There are more sympathetic characters in the
Ring than this tyrant from the lineage of the Neiding. Once, on a raiding trip with this race, he plundered the house of the Wälsungs, killed the mother and took the daughter,
Sieglinde, to make her his wife against her will. On the morning of the events of
Die Walküre, he has gone out with his ferocious hounds to hunt down a fugitive who is said to have killed some members of his race. Great are his surprise and suspicion when, after that futile hunt, he returns home to find a stranger who could be the enemy he was hunting and who physically resembles his wife. In accordance with the laws of hospitality, he offers Siegmund food and shelter for the night, but the next morning they will have to face each other in a duel.
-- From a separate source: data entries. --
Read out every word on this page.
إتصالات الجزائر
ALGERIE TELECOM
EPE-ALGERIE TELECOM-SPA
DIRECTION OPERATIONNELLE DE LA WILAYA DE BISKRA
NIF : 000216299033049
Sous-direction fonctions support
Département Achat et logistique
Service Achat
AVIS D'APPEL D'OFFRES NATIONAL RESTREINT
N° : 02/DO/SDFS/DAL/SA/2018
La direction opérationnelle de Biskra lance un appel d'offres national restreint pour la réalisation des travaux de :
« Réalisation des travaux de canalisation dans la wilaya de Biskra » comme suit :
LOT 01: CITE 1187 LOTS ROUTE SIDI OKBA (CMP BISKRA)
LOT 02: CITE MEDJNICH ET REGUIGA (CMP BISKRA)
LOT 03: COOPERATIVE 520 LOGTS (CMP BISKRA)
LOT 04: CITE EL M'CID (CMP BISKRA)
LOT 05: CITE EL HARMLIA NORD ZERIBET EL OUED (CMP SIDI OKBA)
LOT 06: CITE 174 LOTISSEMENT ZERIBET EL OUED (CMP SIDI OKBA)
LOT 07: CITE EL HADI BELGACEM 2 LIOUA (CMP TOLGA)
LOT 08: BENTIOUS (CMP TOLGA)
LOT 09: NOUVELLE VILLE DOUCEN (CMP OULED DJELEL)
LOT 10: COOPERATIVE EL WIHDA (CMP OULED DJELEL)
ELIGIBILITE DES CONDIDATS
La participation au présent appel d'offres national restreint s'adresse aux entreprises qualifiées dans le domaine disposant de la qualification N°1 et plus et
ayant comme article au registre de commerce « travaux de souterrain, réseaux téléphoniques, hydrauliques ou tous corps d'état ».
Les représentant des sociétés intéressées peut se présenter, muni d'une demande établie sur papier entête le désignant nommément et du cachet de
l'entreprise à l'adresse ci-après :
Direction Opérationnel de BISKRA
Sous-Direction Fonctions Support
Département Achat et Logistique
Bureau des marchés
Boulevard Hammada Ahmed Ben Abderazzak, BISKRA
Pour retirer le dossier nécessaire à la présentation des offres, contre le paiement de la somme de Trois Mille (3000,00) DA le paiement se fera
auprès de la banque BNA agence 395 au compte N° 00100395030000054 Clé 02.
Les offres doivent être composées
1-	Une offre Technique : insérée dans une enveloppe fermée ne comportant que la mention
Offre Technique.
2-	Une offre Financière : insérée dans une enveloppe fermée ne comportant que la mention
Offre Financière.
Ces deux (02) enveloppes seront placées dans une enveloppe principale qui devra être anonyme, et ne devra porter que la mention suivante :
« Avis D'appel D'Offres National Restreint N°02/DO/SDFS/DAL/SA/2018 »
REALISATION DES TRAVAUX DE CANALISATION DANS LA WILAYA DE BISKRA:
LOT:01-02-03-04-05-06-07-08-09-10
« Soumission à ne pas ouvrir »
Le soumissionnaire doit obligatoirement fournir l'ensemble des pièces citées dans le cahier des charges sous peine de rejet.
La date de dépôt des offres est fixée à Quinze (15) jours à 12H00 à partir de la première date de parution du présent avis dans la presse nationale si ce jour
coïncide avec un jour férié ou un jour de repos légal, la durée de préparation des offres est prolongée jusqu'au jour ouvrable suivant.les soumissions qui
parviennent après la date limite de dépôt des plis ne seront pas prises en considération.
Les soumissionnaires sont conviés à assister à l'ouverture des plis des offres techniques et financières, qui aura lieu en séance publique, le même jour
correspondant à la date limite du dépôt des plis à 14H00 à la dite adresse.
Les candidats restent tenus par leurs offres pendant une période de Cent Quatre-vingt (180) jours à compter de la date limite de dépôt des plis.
He wins this dual thanks to the intervention of Wotan, who then contemptuously kills him too. This allows Hunding to personally go and tell Fricka, his protector, that Wotan has accomplished her revenge.
The character of Hunding has several counterparts in the ancient sagas: he shares his name with King Hunding, Sigmund’s enemy in the
Poetic Edda, but also shows traits of Siggeir, the treacherous husband of Sigmund’s twin sister Signy in the
Völsunga saga. The Hundings (‘hound clan’) are known as the arch-enemies of the Wulfings (‘wolf clan’) in the earliest Germanic traditions already.